Let us then tour the surviving 12 and see what the competition is like, if I were to spend my millions.
First, there are two supermarket pharmacies and a big retail park store. At first glance there would seem to be nothing different about them today than if you had been there in 2019. As long as you’re not there when the pharmacist is on their lunch, or late, or not there at all. To be fair, it was always so with one of the supermarkets but what was once an occasional inconvenience is now a constant across all three operators.
Even when the pharmacist is there, let’s hope you don’t need to purchase a pharmacy only medicine outside of the meagre selection they have on offer. And, no they probably won’t offer to order it in for you tomorrow, certainly not this afternoon.
Then there are three pharmacies sharing spaces in a bustling local shopping centre. A regional multiple, a national multiple and an independent in an old multiple’s space. All very different. The regional multiple appears to have given up the concept of retail and is just a waiting area, counter and dispensary, with a consultation room thrown in for good measure. It feels like they were aiming for ‘clinical’ but can’t think of anything clinical to do.
Of the other two, the national multiple hasn’t changed at all, and the aisles are starting to fill with Lynx gift sets and scented talcs in time for Christmas. The newly minted independent is closed, absent a pharmacist.
Stretching my legs a little further, the story doesn’t improve. There are two bustling pharmacies in or adjacent to GP surgeries, but the remaining four are shells of what they used to be. Lacking in staff, stock and a reason to be.
The last one I visit, another ex-multiple snapped up by a small chain, has just pulled out of provided locally commissioned services to focus on dispensing. The shelves are bare and a handwritten sign in the window says “No cash”.

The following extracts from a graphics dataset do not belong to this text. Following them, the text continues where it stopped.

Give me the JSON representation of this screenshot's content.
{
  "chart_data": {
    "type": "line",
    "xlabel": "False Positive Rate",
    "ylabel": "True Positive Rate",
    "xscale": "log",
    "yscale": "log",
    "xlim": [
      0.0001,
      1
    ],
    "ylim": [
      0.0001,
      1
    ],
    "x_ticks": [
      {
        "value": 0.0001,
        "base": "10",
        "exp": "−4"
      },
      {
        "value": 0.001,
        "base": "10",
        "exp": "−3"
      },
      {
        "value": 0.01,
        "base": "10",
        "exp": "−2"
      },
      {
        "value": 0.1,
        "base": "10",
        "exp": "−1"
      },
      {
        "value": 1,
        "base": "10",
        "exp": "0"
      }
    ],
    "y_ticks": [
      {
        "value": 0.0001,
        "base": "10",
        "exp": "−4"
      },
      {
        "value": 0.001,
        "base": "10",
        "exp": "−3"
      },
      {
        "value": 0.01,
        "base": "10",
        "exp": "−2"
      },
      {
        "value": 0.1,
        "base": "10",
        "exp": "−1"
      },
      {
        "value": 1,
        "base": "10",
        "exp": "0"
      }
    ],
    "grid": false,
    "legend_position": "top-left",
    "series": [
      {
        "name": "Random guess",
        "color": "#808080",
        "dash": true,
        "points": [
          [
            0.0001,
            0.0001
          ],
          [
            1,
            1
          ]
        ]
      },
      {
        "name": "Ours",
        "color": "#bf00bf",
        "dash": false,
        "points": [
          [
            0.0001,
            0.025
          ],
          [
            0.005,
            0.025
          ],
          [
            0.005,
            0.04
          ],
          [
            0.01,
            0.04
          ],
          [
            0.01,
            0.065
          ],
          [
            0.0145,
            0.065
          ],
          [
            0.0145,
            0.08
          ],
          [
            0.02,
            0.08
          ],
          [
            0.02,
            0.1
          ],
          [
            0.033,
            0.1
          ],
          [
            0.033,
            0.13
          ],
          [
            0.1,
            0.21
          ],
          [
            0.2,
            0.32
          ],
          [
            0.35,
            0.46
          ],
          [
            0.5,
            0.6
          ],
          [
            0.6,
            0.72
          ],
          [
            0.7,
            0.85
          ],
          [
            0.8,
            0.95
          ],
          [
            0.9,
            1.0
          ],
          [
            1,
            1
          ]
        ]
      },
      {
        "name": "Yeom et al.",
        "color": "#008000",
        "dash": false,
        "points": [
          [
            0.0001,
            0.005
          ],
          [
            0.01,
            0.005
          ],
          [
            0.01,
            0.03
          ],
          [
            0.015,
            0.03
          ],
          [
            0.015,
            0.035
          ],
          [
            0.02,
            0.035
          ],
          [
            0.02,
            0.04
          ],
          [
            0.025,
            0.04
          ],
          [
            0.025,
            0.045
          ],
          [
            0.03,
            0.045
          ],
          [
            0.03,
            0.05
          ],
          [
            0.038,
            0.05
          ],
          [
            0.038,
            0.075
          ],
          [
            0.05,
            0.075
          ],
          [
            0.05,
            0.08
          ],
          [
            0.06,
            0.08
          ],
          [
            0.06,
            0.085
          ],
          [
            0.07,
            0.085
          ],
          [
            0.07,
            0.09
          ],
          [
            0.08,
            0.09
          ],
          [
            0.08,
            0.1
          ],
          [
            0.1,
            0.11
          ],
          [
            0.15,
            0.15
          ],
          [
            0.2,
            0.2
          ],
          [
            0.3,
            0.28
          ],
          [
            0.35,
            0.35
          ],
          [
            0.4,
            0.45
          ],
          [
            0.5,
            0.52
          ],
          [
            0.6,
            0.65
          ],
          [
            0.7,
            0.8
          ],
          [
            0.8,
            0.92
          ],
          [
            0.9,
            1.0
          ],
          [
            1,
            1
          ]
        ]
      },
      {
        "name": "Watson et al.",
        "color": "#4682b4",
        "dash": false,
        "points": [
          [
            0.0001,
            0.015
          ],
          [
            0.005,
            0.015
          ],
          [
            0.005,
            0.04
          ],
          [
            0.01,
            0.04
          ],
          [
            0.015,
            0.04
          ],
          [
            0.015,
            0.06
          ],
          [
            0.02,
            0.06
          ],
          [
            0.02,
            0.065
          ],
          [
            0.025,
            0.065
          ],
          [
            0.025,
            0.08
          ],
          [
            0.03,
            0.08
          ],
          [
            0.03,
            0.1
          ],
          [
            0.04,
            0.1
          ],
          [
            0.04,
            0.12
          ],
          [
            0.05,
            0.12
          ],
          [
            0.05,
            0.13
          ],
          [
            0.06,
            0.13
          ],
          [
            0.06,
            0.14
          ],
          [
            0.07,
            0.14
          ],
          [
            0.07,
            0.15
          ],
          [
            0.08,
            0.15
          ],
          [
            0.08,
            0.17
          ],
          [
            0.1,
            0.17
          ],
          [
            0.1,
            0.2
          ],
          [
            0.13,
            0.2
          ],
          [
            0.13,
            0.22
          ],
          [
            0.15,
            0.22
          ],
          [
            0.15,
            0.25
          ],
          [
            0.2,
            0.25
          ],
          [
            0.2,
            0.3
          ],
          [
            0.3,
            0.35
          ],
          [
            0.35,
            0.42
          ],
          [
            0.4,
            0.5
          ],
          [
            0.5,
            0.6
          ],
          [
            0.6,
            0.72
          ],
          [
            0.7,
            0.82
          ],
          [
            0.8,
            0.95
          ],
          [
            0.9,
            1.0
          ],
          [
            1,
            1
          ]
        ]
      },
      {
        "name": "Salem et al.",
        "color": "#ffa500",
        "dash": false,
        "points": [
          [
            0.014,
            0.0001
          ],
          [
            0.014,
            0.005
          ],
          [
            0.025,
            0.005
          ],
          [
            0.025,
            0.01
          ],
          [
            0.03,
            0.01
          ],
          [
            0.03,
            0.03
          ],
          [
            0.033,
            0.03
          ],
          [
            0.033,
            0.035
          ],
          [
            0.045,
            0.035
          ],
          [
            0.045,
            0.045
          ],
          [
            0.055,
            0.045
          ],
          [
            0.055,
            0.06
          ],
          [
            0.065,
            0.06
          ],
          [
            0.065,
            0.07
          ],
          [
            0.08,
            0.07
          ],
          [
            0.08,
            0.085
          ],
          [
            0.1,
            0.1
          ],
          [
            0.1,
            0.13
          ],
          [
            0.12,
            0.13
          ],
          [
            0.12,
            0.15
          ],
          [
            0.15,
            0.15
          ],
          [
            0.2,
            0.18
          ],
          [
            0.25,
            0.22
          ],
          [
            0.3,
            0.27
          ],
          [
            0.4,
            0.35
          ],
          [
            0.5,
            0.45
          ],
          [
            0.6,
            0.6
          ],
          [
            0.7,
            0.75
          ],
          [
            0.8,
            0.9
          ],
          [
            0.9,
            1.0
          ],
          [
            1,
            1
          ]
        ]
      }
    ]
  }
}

Thirteen becoming 12 doesn’t sound like much. But dig a little deeper and it’s more like 13 becoming seven or eight. The rest are pharmacies in name only, a shadow of what they used to be.
The new government’s mantra is that there is no money left right now, but things will get better – there will be a new NHS 10-year plan. Ask your pharmacist if they will still be there in 10 years, or whether they might be better off selling vapes and pot noodles.